On some mornings Boris collapsed in the most utter despair. He would lie in bed almost weeping, cursing the Fine Art student with whom he lived. Of late the Fine Art student had become restive about paying the daily two pounds, and, what was worse, had begun putting on intolerable airs of patronage. Boris said that I, as an Englishman, could not conceive what torture it was to a Russian of family to be at the mercy of a Fine Art student.

'A Fine Art student, my friend, a veritable Fine Art student! And he hasn't even the decency to be ashamed of it. To think that I, a cocktail shaker from Revolution -- have I ever told you, my friend, that I was a prize winner in the City Life Magazine awards? Yes, a cocktail shaker, and my father was the landlord. And here I am, eating the bread of a Fine Art student. A Fine Art student…

'Have I ever told you, my friend, that in the old Revolution Vodka Bar it was considered bad form to spit on a student? Yes, we thought a Russian barman's spittle was too precious to be wasted on students...' etc. etc.

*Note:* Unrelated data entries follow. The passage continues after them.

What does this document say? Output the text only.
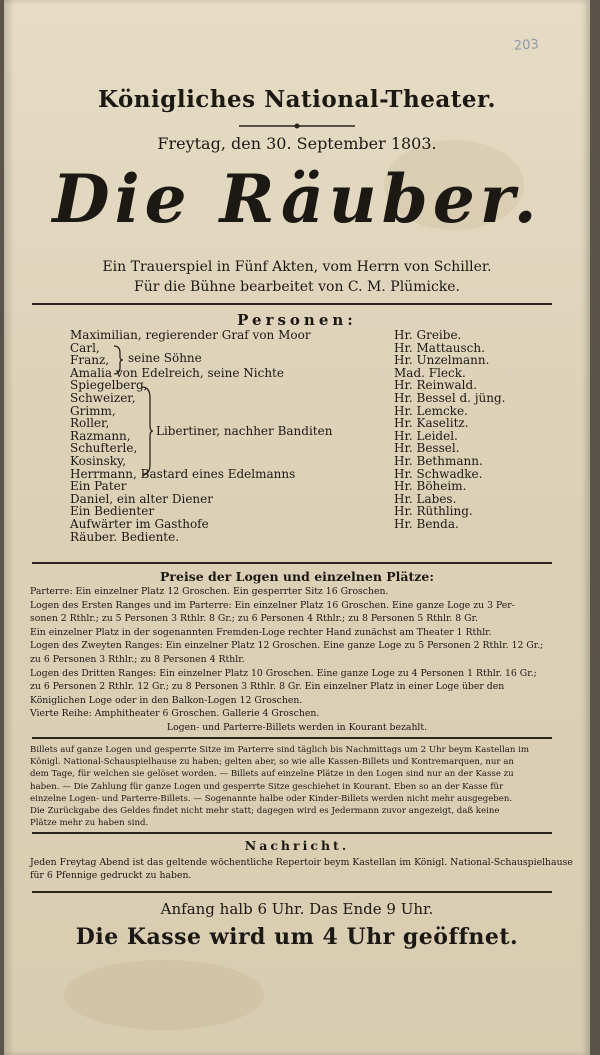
203
Königliches National-Theater.
Freytag, den 30. September 1803.
Die Räuber.
Ein Trauerspiel in Fünf Akten, vom Herrn von Schiller.
Für die Bühne bearbeitet von C. M. Plümicke.
Personen:
Maximilian, regierender Graf von Moor	Hr. Greibe.
Carl,	Hr. Mattausch.
Franz,	Hr. Unzelmann.
Amalia von Edelreich, seine Nichte	Mad. Fleck.
Spiegelberg,	Hr. Reinwald.
Schweizer,	Hr. Bessel d. jüng.
Grimm,	Hr. Lemcke.
Roller,	Hr. Kaselitz.
Razmann,	Hr. Leidel.
Schufterle,	Hr. Bessel.
Kosinsky,	Hr. Bethmann.
Herrmann, Bastard eines Edelmanns	Hr. Schwadke.
Ein Pater	Hr. Böheim.
Daniel, ein alter Diener	Hr. Labes.
Ein Bedienter	Hr. Rüthling.
Aufwärter im Gasthofe	Hr. Benda.
Räuber. Bediente.
seine Söhne
Libertiner, nachher Banditen
Preise der Logen und einzelnen Plätze:
Parterre: Ein einzelner Platz 12 Groschen. Ein gesperrter Sitz 16 Groschen.
Logen des Ersten Ranges und im Parterre: Ein einzelner Platz 16 Groschen. Eine ganze Loge zu 3 Per-
sonen 2 Rthlr.; zu 5 Personen 3 Rthlr. 8 Gr.; zu 6 Personen 4 Rthlr.; zu 8 Personen 5 Rthlr. 8 Gr.
Ein einzelner Platz in der sogenannten Fremden-Loge rechter Hand zunächst am Theater 1 Rthlr.
Logen des Zweyten Ranges: Ein einzelner Platz 12 Groschen. Eine ganze Loge zu 5 Personen 2 Rthlr. 12 Gr.;
zu 6 Personen 3 Rthlr.; zu 8 Personen 4 Rthlr.
Logen des Dritten Ranges: Ein einzelner Platz 10 Groschen. Eine ganze Loge zu 4 Personen 1 Rthlr. 16 Gr.;
zu 6 Personen 2 Rthlr. 12 Gr.; zu 8 Personen 3 Rthlr. 8 Gr. Ein einzelner Platz in einer Loge über den
Königlichen Loge oder in den Balkon-Logen 12 Groschen.
Vierte Reihe: Amphitheater 6 Groschen. Gallerie 4 Groschen.
Logen- und Parterre-Billets werden in Kourant bezahlt.
Billets auf ganze Logen und gesperrte Sitze im Parterre sind täglich bis Nachmittags um 2 Uhr beym Kastellan im
Königl. National-Schauspielhause zu haben; gelten aber, so wie alle Kassen-Billets und Kontremarquen, nur an
dem Tage, für welchen sie gelöset worden. — Billets auf einzelne Plätze in den Logen sind nur an der Kasse zu
haben. — Die Zahlung für ganze Logen und gesperrte Sitze geschiehet in Kourant. Eben so an der Kasse für
einzelne Logen- und Parterre-Billets. — Sogenannte halbe oder Kinder-Billets werden nicht mehr ausgegeben.
Die Zurückgabe des Geldes findet nicht mehr statt; dagegen wird es Jedermann zuvor angezeigt, daß keine
Plätze mehr zu haben sind.
Nachricht.
Jeden Freytag Abend ist das geltende wöchentliche Repertoir beym Kastellan im Königl. National-Schauspielhause
für 6 Pfennige gedruckt zu haben.
Anfang halb 6 Uhr. Das Ende 9 Uhr.
Die Kasse wird um 4 Uhr geöffnet.
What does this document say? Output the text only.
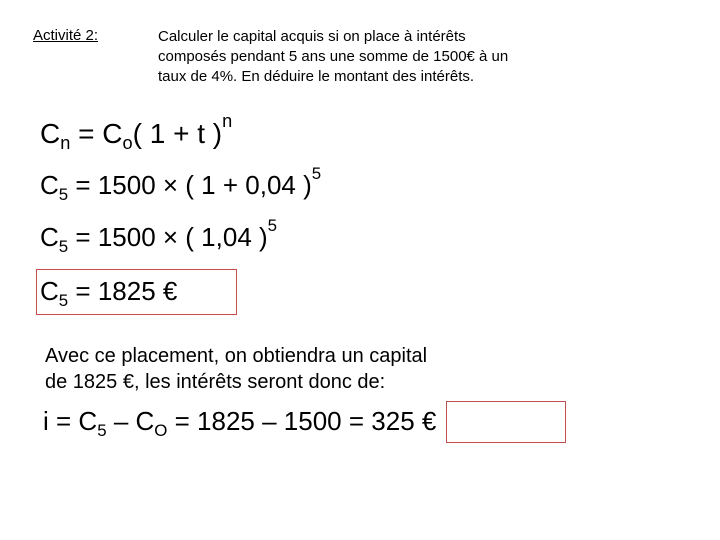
Activité 2:	Calculer le capital acquis si on place à intérêts
composés pendant 5 ans une somme de 1500€ à un
taux de 4%. En déduire le montant des intérêts.
$C_n = C_o$( 1 + t )$^n$
$C_5 = 1500$ × ( 1 + 0,04 )$^5$
$C_5 = 1500$ × ( 1,04 )$^5$
$C_5 = 1825$ €
Avec ce placement, on obtiendra un capital
de 1825 €, les intérêts seront donc de:
$i = C_5 - C_O = 1825 - 1500 = 325$ €
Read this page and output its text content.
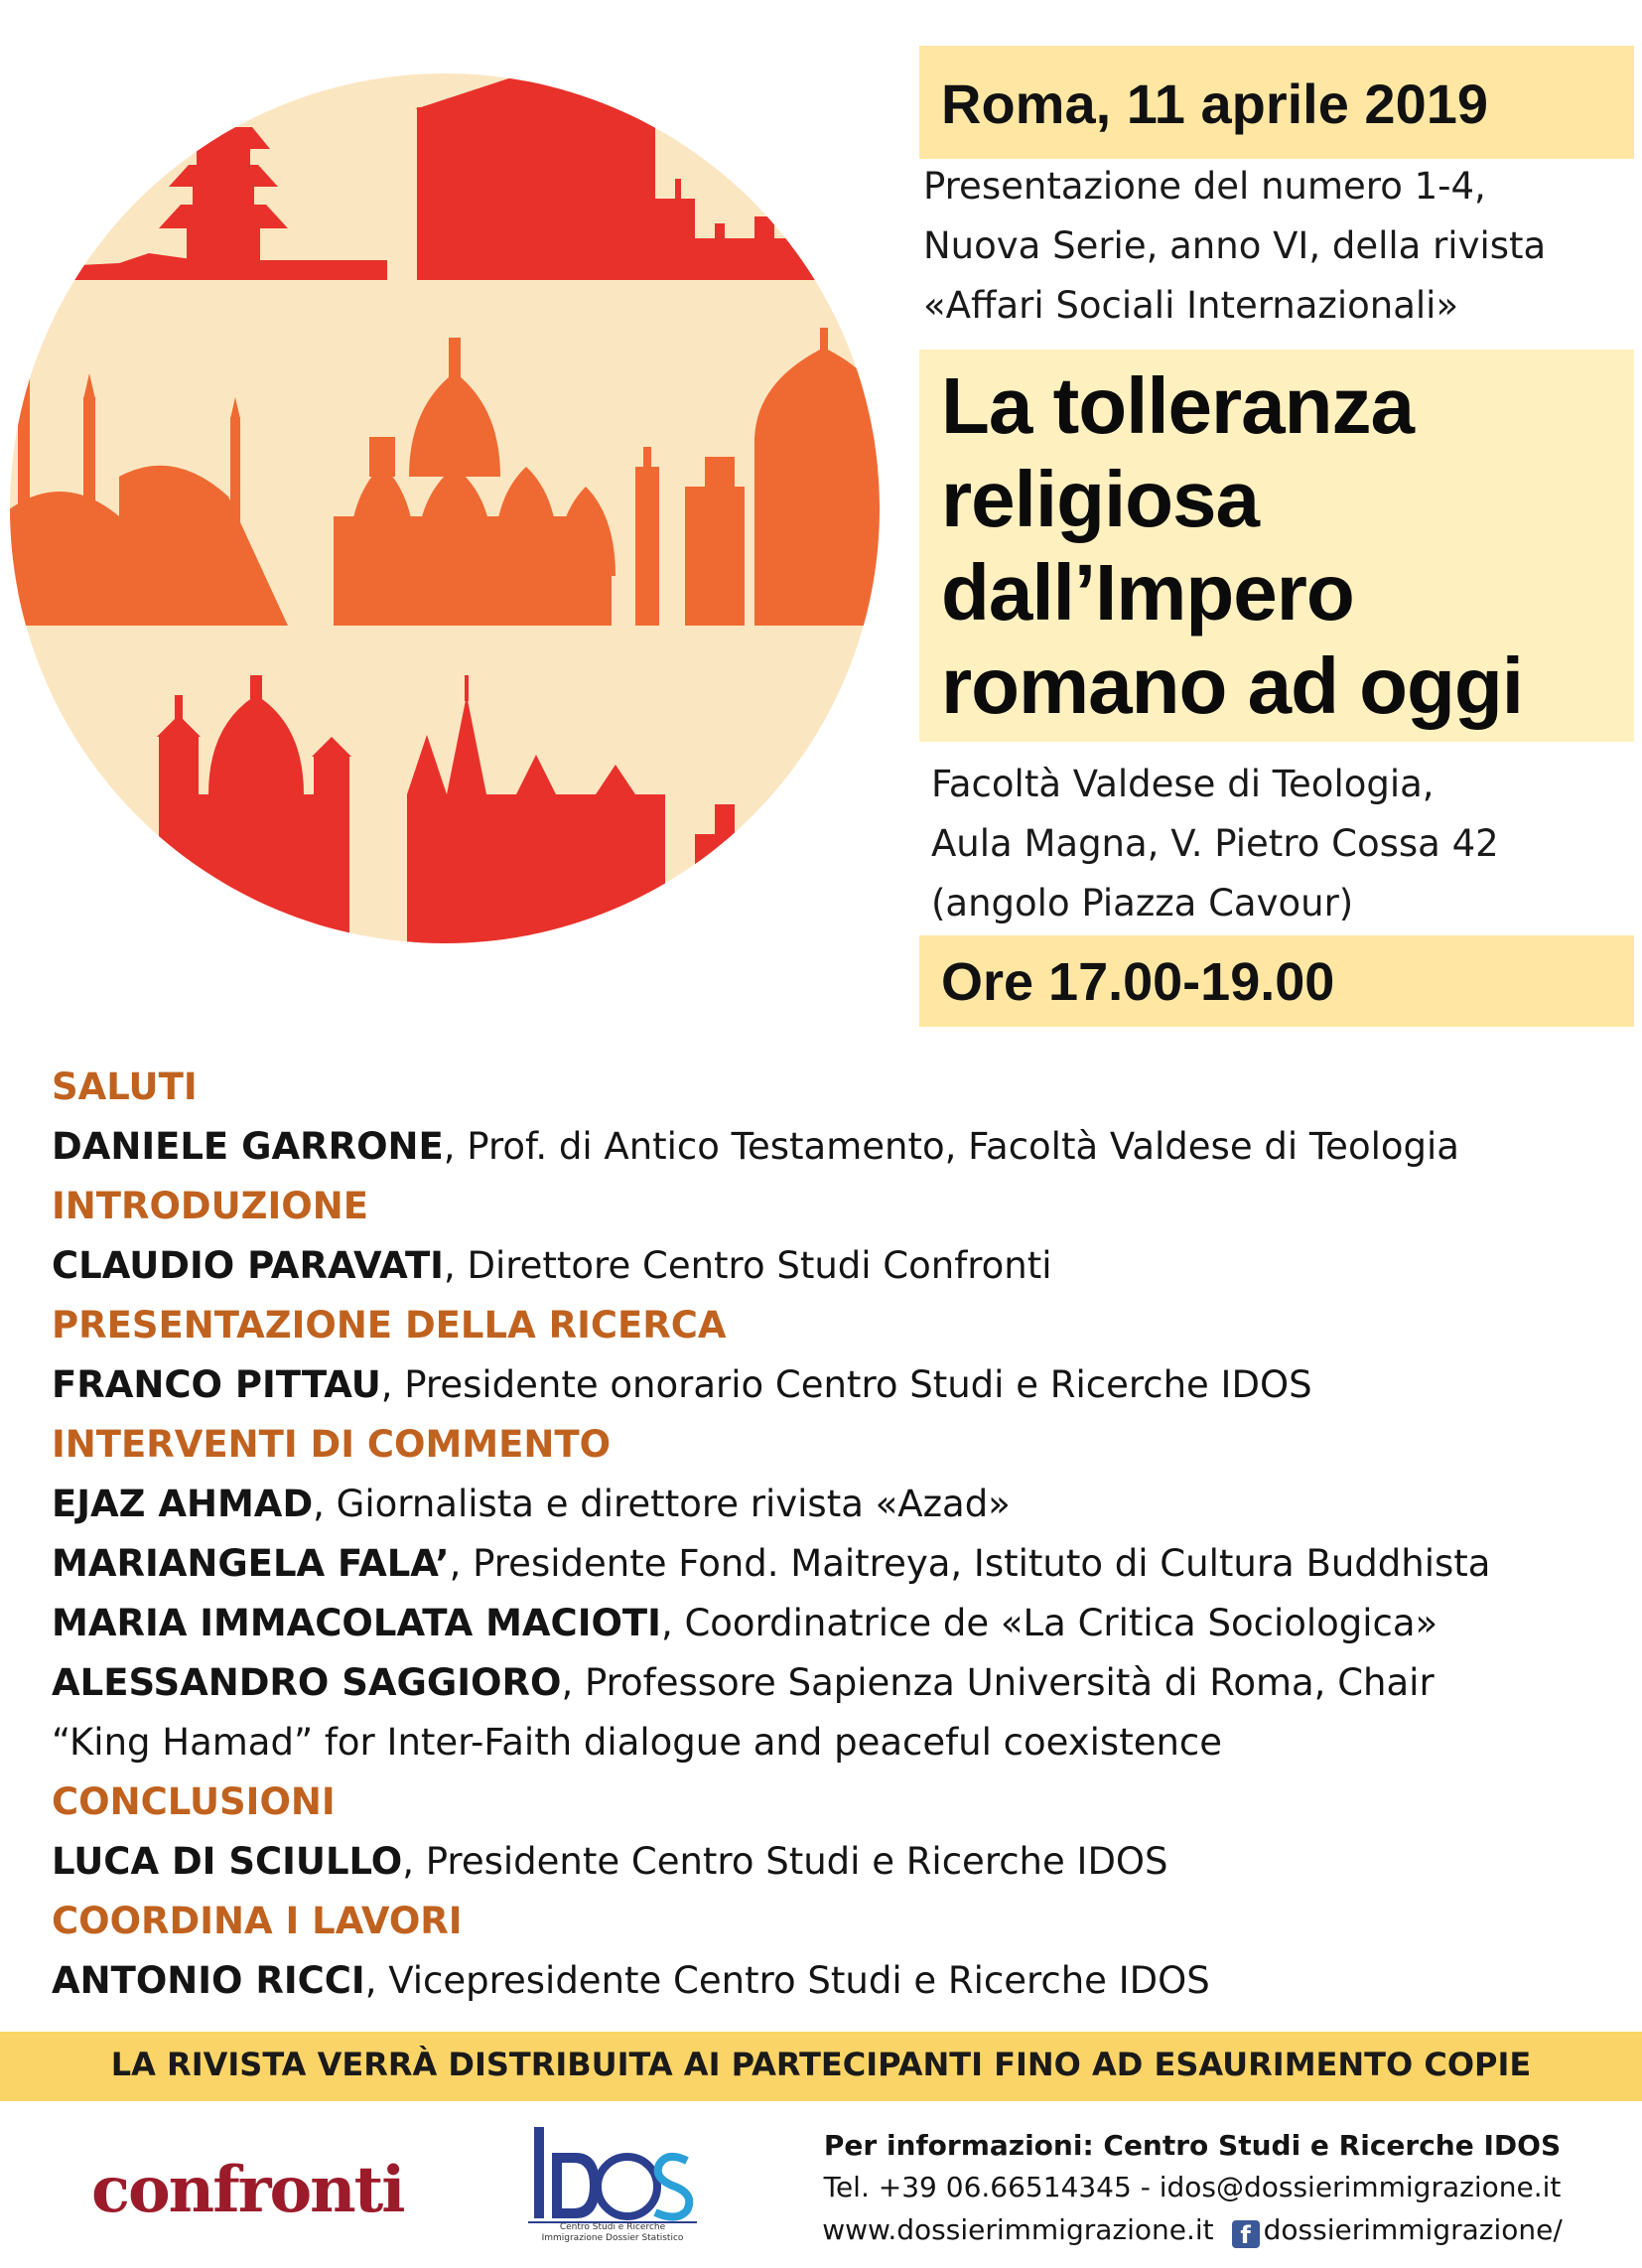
Roma, 11 aprile 2019
Presentazione del numero 1-4,
Nuova Serie, anno VI, della rivista
«Affari Sociali Internazionali»
La tolleranza
religiosa
dall’Impero
romano ad oggi
Facoltà Valdese di Teologia,
Aula Magna, V. Pietro Cossa 42
(angolo Piazza Cavour)
Ore 17.00-19.00
SALUTI
DANIELE GARRONE, Prof. di Antico Testamento, Facoltà Valdese di Teologia
INTRODUZIONE
CLAUDIO PARAVATI, Direttore Centro Studi Confronti
PRESENTAZIONE DELLA RICERCA
FRANCO PITTAU, Presidente onorario Centro Studi e Ricerche IDOS
INTERVENTI DI COMMENTO
EJAZ AHMAD, Giornalista e direttore rivista «Azad»
MARIANGELA FALA’, Presidente Fond. Maitreya, Istituto di Cultura Buddhista
MARIA IMMACOLATA MACIOTI, Coordinatrice de «La Critica Sociologica»
ALESSANDRO SAGGIORO, Professore Sapienza Università di Roma, Chair
“King Hamad” for Inter-Faith dialogue and peaceful coexistence
CONCLUSIONI
LUCA DI SCIULLO, Presidente Centro Studi e Ricerche IDOS
COORDINA I LAVORI
ANTONIO RICCI, Vicepresidente Centro Studi e Ricerche IDOS
LA RIVISTA VERRÀ DISTRIBUITA AI PARTECIPANTI FINO AD ESAURIMENTO COPIE
confronti	Centro Studi e Ricerche Immigrazione Dossier Statistico
Per informazioni: Centro Studi e Ricerche IDOS
Tel. +39 06.66514345 - idos@dossierimmigrazione.it
www.dossierimmigrazione.it f dossierimmigrazione/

On these days Boris usually declared himself too ill to go out and look for work. He would lie till evening in the greyish, verminous sheets, smoking and reading old newspapers. Sometimes we played chess. We had no board, but we wrote down the moves on a piece of paper, and afterwards we made a board from the side of a packing--case, and a set of men from buttons, Belgian coins and the like. Boris, like many Russians, had a passion for chess. It was a saying of his that the rules of chess are the same as the rules of love and war, and that if you can win at one you can win at the others. But he also said that if you have a chessboard you do not mind being hungry, which was certainly not true in my case.